La flambée des prix alimentaires dans le monde dominait un débat ministériel hier 19 mai, la question étant comment réformer le régime de subventions agricoles de 45 milliards d’euros de l’UE. La Commission devrait dévoiler des plans concrets relatifs à un « bilan de santé » de la politique agricole commune (PAC) plus tard dans la journée.

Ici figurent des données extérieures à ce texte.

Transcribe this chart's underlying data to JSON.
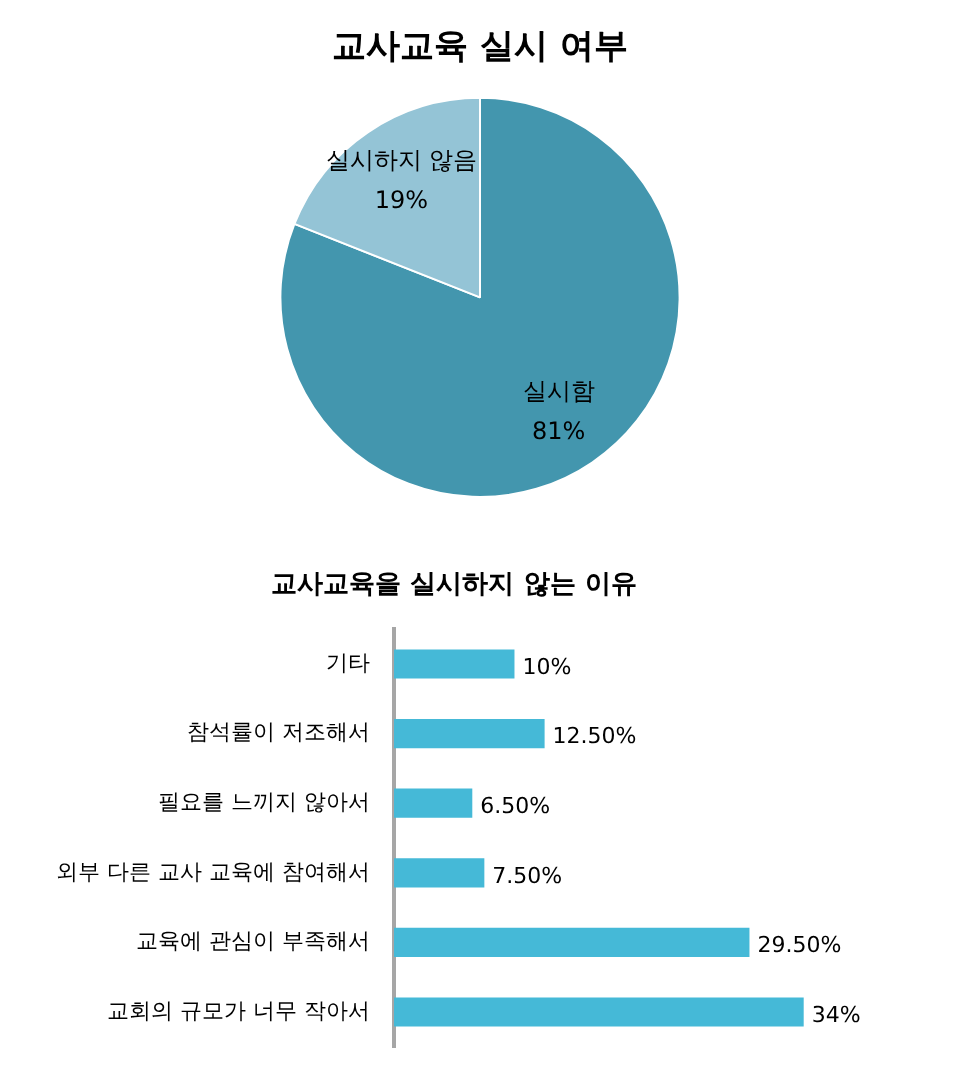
{
  "chart_data": [
    {
      "type": "pie",
      "title": "교사교육 실시 여부",
      "categories": [
        "실시함",
        "실시하지 않음"
      ],
      "values": [
        81,
        19
      ],
      "colors": [
        "#4396ae",
        "#94c4d6"
      ],
      "value_labels": [
        "81%",
        "19%"
      ]
    },
    {
      "type": "bar",
      "orientation": "horizontal",
      "title": "교사교육을 실시하지 않는 이유",
      "categories": [
        "기타",
        "참석률이 저조해서",
        "필요를 느끼지 않아서",
        "외부 다른 교사 교육에 참여해서",
        "교육에 관심이 부족해서",
        "교회의 규모가 너무 작아서"
      ],
      "values": [
        10,
        12.5,
        6.5,
        7.5,
        29.5,
        34
      ],
      "color": "#45b9d7",
      "value_labels": [
        "10%",
        "12.50%",
        "6.50%",
        "7.50%",
        "29.50%",
        "34%"
      ],
      "tick_labels": "y"
    }
  ]
}
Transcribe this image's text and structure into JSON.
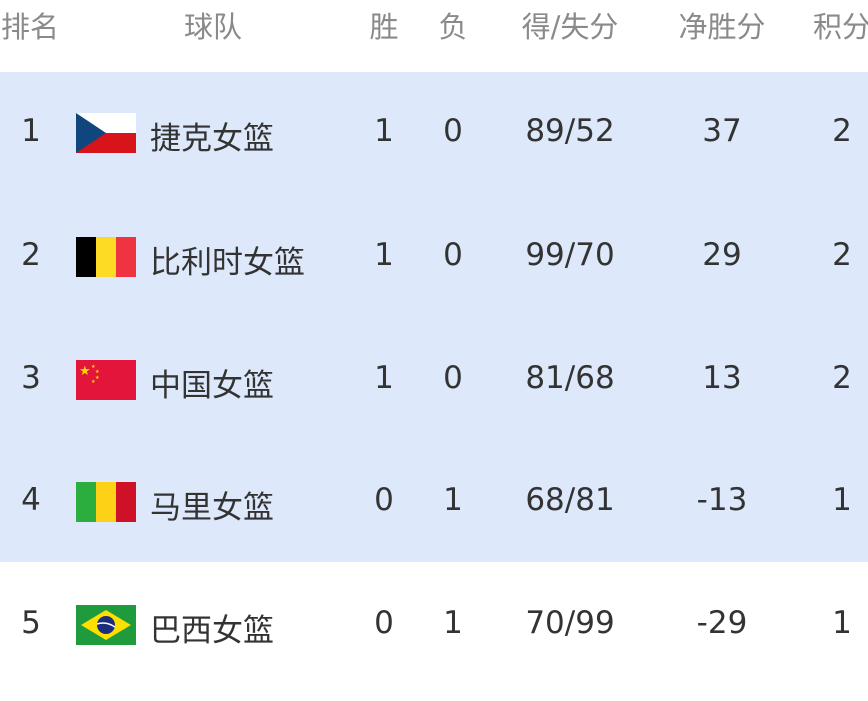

Durant le Conseil Agriculture, les traditionnels partisans et opposants de la politique agricole de l’UE ont cherché à durcir leurs positions en soulignant la nécessité de débattre de la flambée des prix des matières premières et de la pénurie alimentaire.
D’un côté, des pays menés par la France ont insisté sur la nécessité de préserver les subventions agricoles afin de soutenir et même stimuler le rendement agricole au moment où la demande en provenance des économies émergentes, comme la Chine et l’Inde, ne cesse d’augmenter et que les récoltes deviennent encore plus incertaines en raison des conditions climatiques extrêmes provoquées par le réchauffement de la planète.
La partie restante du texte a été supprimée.